Focus Houston Rockets
Houston ha più modi per far male. La combinazione Durant + Şengün alza il livello sia in half-court sia quando la partita si spezza: 26.1 punti di media per KD e 20.4 per il centro turco, con un attacco da 114.7 che può punire sia dal palleggio sia con short roll e letture dal gomito. Il dato che sposta l’ago è la difesa: tenere gli avversari a 109.1 concessi permette ai Rockets di non dover “sparare” sempre a ritmi folli.
A rimbalzo Houston ha un vantaggio strutturale (48.2), e questo può togliere ossigeno ai Wizards riducendo seconde chance e accelerazioni. Anche senza un playmaker puro in quintetto, la squadra produce 24.8 assist: segnale di un attacco che muove la palla e cerca il mismatch giusto, soprattutto contro difese in ritardo sulla prima rotazione.
Che partita ci aspettiamo
Ci aspettiamo una gara in cui Houston prova a mettere la partita sui binari già dal primo tempo: controllo del rimbalzo, ritmo gestito e attacco mirato sul pick-and-roll per far collassare la difesa di Washington. I Wizards, se vogliono restare vivi, devono trasformare la partita in una sequenza di possessi rapidi, con triple in transizione e tagli backdoor quando la palla entra e esce dal perimetro. Il matchup più delicato è in area: tra Şengün e la capacità di Houston di “toccare il pitturato”, Washington rischia di andare in sofferenza se non tiene le linee di penetrazione.

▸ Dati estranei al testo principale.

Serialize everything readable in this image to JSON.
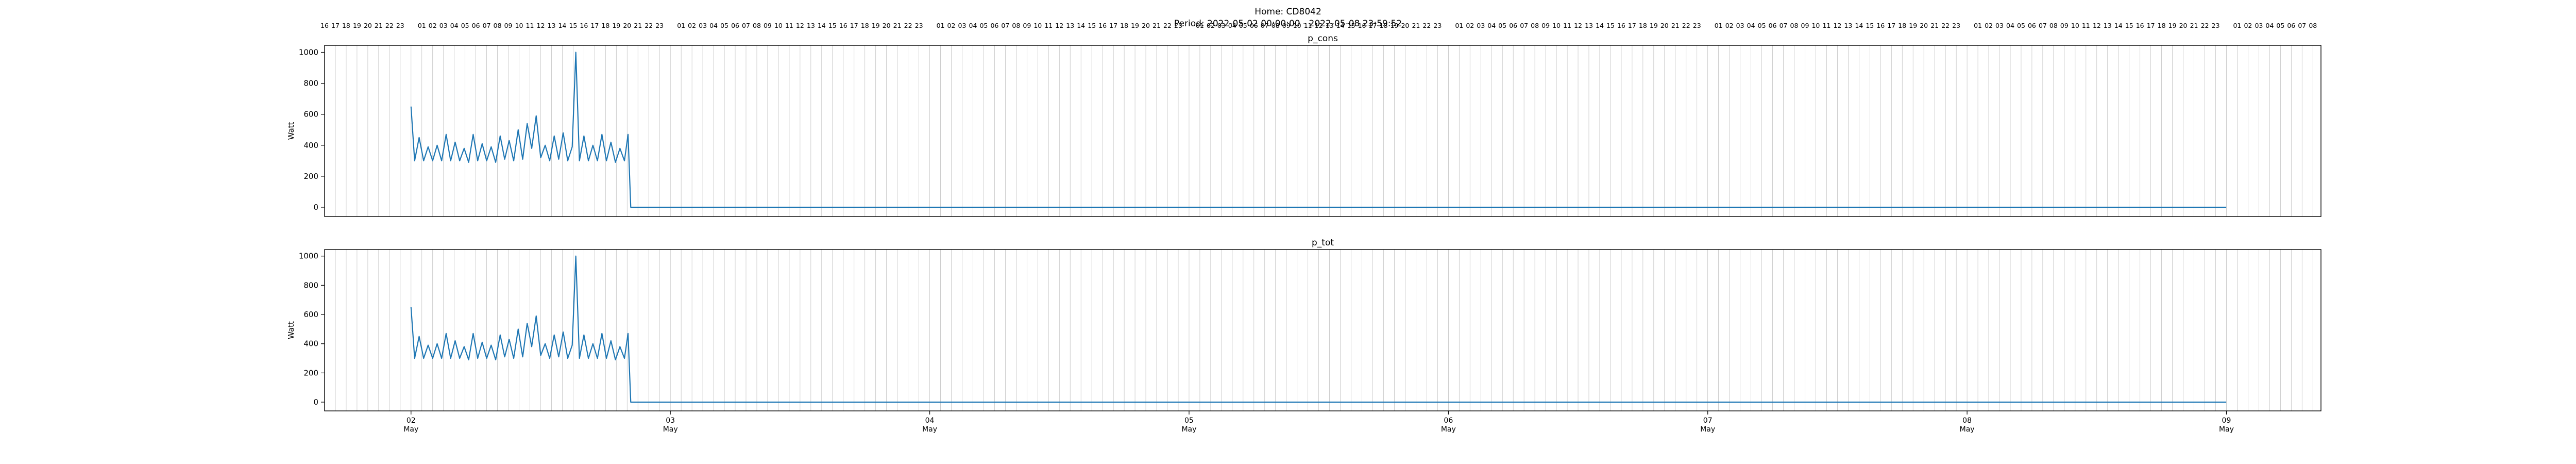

C’è anche un tema di efficienza: i Rockets tirano con 47.5% dal campo, mentre Washington è a 45.7%. Se Houston riesce a togliere tiri facili e a forzare quelle 15+ palle perse, la partita può aprirsi con un break lungo. Dall’altra parte, i Wizards devono aumentare la qualità del primo vantaggio: non basta segnare, serve anche evitare di concedere risposte immediate, perché il loro dato di punti concessi (122.8) dice che la tenuta difensiva è il punto più vulnerabile. In sintesi: Houston più solida, Washington che deve “vivere” di energia e di serate calde degli esterni.